I am the queen of giving up when things get tough. I start so many things full of enthusiasiam with a gung ho attitude but when the novelty has worn off I soon lose interest and motivation. Like when I decided I’d get up before the kids to have time to get ready for the day ahead. It sounds great on paper and I felt so good, and of course rather smug, when I did it for the first few days. This positivity didn’t last long though and I soon found myself hitting snooze and falling back into old habits of sleeping as long as possible before hauling myself out of bed and rousing the children in a more panicked way than I’d have liked.
Rather than setting a list of resolutions at the start of the year, I choose an intention or word that I’d like to focus on. Afterall, with what I’ve already said in mind, you just know that all my resolutions will be broken in a few days anyway! I spent some time over Christmas reflecting on what my word could be, previously it’s been balance (2018), and grace (2017) but this year I felt I needed more of a bold, challenging word. It may sound rather an odd choice, grit, it’s certainly not a fluffy, serene word. It brings with it a sense of determination and that is exactly what I need in all areas of my life.
I’m so good at taking care of myself when it comes to setting boundaries, taking time out, having a bath and reading a book. Yet when it comes to looking after my physical health, I’m not so good. I’m talking prioritising exercise and eating well. Like with getting up early I often start well with making positive changes to my eating habits and setting time aside to go for a ‘run’ but as soon as my motivation starts to wane, even slightly, I chuck it all in. Running is another perfect example – I cannot tell you how many times I’ve started couch to 5k but I can tell you that I’ve never completed it.

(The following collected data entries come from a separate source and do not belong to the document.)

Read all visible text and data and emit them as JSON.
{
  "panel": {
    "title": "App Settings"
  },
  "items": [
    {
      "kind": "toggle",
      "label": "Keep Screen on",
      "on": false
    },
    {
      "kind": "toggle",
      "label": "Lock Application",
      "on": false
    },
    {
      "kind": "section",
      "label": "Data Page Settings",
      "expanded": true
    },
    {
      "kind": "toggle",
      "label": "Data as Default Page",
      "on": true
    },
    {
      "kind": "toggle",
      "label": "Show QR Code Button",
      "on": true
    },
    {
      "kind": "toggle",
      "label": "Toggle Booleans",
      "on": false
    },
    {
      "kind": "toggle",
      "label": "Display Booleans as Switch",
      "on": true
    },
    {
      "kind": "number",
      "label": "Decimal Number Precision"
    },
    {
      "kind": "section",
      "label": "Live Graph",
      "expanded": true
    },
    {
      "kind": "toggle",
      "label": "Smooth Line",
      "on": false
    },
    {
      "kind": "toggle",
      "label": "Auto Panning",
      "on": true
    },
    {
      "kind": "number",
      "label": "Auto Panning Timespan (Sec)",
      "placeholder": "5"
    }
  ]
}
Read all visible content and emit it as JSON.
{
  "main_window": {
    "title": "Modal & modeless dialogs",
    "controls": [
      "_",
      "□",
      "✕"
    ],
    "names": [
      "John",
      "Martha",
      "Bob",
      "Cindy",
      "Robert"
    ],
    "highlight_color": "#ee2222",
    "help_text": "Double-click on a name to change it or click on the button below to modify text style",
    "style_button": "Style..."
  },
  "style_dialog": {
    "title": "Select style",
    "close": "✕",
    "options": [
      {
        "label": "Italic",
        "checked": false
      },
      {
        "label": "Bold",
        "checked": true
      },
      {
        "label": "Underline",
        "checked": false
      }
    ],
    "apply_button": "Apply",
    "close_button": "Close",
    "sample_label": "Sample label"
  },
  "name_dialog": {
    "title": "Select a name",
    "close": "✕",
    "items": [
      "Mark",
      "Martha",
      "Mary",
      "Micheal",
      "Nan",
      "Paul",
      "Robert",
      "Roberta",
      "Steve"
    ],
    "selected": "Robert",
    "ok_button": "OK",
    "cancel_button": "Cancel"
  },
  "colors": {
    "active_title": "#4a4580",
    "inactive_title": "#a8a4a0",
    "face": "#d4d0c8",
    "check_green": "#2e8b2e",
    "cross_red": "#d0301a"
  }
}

Grit and determination are the side of self love that too often get brushed aside.
When the going gets tough I get going
If there’s an easy option I’ll take it, every time.
I feel like I never push on enough to see my goals met, it’s as if I self sabotage just before I achieve anything, before I reach that tipping point.

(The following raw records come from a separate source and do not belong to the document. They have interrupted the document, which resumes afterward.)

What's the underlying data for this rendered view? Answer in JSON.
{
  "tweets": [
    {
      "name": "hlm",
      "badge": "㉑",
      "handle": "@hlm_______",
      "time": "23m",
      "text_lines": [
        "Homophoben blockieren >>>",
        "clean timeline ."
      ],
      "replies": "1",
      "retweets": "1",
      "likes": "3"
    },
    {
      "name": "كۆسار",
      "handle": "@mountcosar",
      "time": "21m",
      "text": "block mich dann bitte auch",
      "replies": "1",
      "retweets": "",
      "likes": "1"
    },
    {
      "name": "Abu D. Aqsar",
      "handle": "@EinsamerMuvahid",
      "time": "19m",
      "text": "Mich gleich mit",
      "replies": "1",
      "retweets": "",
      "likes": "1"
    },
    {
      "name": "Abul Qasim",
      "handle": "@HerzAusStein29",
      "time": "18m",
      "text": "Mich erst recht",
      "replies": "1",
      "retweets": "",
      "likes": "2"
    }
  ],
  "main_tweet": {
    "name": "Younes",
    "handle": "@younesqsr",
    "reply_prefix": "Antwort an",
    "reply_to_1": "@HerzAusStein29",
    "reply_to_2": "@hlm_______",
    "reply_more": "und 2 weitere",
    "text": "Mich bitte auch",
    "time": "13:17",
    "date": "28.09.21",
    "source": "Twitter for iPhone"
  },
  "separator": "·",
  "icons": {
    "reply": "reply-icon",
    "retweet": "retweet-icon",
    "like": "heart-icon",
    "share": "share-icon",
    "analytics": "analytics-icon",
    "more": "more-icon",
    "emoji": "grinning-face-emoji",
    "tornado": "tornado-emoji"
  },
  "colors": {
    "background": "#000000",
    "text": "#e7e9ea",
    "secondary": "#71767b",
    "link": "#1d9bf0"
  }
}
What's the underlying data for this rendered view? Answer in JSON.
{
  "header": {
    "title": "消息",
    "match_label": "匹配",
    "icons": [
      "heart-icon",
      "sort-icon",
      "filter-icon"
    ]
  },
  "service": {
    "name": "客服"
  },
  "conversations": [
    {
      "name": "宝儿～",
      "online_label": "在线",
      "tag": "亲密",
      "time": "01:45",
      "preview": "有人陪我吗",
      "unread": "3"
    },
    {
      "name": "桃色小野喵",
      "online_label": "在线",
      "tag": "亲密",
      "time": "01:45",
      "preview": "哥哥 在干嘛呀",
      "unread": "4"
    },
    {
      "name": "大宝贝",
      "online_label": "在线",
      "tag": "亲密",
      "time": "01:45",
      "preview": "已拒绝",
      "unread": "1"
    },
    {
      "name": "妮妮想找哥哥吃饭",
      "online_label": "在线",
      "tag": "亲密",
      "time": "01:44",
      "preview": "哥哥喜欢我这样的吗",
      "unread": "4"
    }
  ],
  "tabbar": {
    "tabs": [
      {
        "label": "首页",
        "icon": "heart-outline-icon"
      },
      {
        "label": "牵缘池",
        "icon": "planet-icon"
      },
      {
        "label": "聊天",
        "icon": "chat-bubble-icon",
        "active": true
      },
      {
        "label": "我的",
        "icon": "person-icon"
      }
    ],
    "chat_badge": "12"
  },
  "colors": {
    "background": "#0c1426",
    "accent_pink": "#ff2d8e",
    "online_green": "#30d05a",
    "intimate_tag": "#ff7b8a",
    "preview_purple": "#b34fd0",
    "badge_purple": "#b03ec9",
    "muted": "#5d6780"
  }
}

I’ve spurred on by the choice of this word and change of mindset by my family, my daughters and my husband. My eldest daughter, for example, is one of the most determined people I’ve ever met. Long term readers will know that she swims for a swimming club and a lot of our time is spent taking her to training and galas. Seeing how far she has come and her attitude to her training never fails to inspire me. She pushes herself and is so very self motivated. A lot of people have asked if we push her or make her go to the training sessions, especially those early morning ones, but hand on heart I can say that apart from the odd occasion she is the one that is up and raring to go. She sets herself mini goals, like leading out her lane or working on her time and she smashes them. The joy she gets from swimming is incredible.
I want some joy like that in my own life. That sense of achievement that comes with pushing on and seeing goals and dreams realised. Whether it’s prioritising my physical health my ring fencing my time to exercise or challenging myself to make healthier choices – and stick to them!
Do you have a word or intention for the year ahead? I’d love to find out about it if you do.